There has been continuous salt production on the same sites at Droitwich from the Iron Age through the Roman and Medieval periods, and up to the 20th century.

However, in Cheshire, recent archaeology at both Nantwich and Middlewich has confirmed that the Romans established new salt works on green field sites which were then abandoned and returned to agriculture.

This was either with their departure in the 5th century or possibly even during the occupation.

One explanation is that these were Roman Army saltworks, providing salt for their own needs, while Romano-British salt makers occupied long established Celtic salt making sites nearby and continued to supply the traditional needs of the local population and the itinerant traders who travelled into Wales and to the North.

These long established sites were in time to become the medieval ‘wiches’.

history anglo saxon

Salt Making & The Domesday Book

Salt making continued in post Roman Cheshire, at first through a period of Welsh control and then as part of the Anglo-Saxon Mercia. The same pattern of trade will have continued and later this attracted Viking influence from the North. The first documentary account of Anglo-Saxon salt making in Cheshire is found in the Domesday Book of 1086.

In 1086 the salt industry at the Cheshire “Wiches” was slowly recovering from the laying waste by William after the rebellion of 1070. However, the task of the Domesday commissioners was to assess potential worth and they made use of what could have been an existing documentary record of the fiscal control of salt making and distribution “in the time of King Edward”. This describes what must have been a long established industry developed during several centuries of Anglo-Saxon rule and could have retained elements of Roman control. There was little if any change in the technology during this period.

Domesday also reveals one other secret of Anglo Saxon saltmaking. We learn that there was a salthouse in the manor of Burwardestone, now lost, but thought to be the manor of Iscoyd in Maelor Saiseg, the detached part of Wales. In 1086 it was held by Robert Fitzhugh but was claimed by the Bishop and according to the 1094 Foundation Charter of St Werbergs, Robert gave back the saltworks to the Abbey and it was then known as Fulwich —a fourth Cheshire “wich”.

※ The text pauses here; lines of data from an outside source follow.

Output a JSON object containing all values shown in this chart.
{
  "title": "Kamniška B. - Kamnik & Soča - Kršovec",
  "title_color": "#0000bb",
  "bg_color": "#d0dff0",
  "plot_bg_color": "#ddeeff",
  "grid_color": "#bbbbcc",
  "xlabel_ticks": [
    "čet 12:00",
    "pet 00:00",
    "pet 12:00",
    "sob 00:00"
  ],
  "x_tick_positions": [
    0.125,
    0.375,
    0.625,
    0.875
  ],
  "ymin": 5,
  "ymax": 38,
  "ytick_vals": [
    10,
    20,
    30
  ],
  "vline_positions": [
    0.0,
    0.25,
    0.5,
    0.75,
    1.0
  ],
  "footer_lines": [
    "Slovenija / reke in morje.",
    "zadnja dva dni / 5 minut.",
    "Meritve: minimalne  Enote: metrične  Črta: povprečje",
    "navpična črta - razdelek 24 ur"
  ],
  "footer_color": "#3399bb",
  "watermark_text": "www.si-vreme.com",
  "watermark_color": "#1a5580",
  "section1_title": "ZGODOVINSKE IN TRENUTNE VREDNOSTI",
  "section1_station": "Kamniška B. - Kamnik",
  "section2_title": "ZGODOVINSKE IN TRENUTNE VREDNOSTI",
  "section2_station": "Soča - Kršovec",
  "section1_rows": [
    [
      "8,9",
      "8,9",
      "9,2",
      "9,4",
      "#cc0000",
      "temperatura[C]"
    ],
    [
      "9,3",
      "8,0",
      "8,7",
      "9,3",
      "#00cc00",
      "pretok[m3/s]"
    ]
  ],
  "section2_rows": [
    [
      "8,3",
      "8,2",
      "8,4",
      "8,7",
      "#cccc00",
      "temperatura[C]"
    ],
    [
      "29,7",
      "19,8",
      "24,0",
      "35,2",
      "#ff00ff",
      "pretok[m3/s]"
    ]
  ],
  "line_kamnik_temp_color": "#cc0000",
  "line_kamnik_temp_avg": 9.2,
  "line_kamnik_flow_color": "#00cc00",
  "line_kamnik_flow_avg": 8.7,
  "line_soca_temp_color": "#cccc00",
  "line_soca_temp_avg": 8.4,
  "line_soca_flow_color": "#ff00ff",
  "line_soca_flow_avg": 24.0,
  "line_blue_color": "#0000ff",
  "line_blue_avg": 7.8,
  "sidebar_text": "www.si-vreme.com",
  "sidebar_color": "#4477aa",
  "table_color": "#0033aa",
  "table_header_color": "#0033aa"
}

At Droitwich the Commissioners produced a conventional entry in the Worcester Domesday. The town and its salt making had not been “laid waste” and had presumably continued unchanged since before 1066.

Coastal Salt Making

Domesday also records those manors which owned coastal salt making sites (salinae or salterns) along the coast between Lincolnshire and Cornwall. Quoted estimates of the number of such manors are between about 300 and 1195 but, whatever the number, it was considerable.

The main concentrations were in the Lincolnshire- East Anglian fenlands and along the South coast.

Coastal salt-making in England took what advantage it could of solar evaporation and tended to be seasonal. But the final stage to give dry salt always involved evaporating the brine over a fire, at first in ceramic vessels and later in lead pans.

As a result of Fenland drainage many of these sites are now several miles inland and have been the subject of extensive archaeology.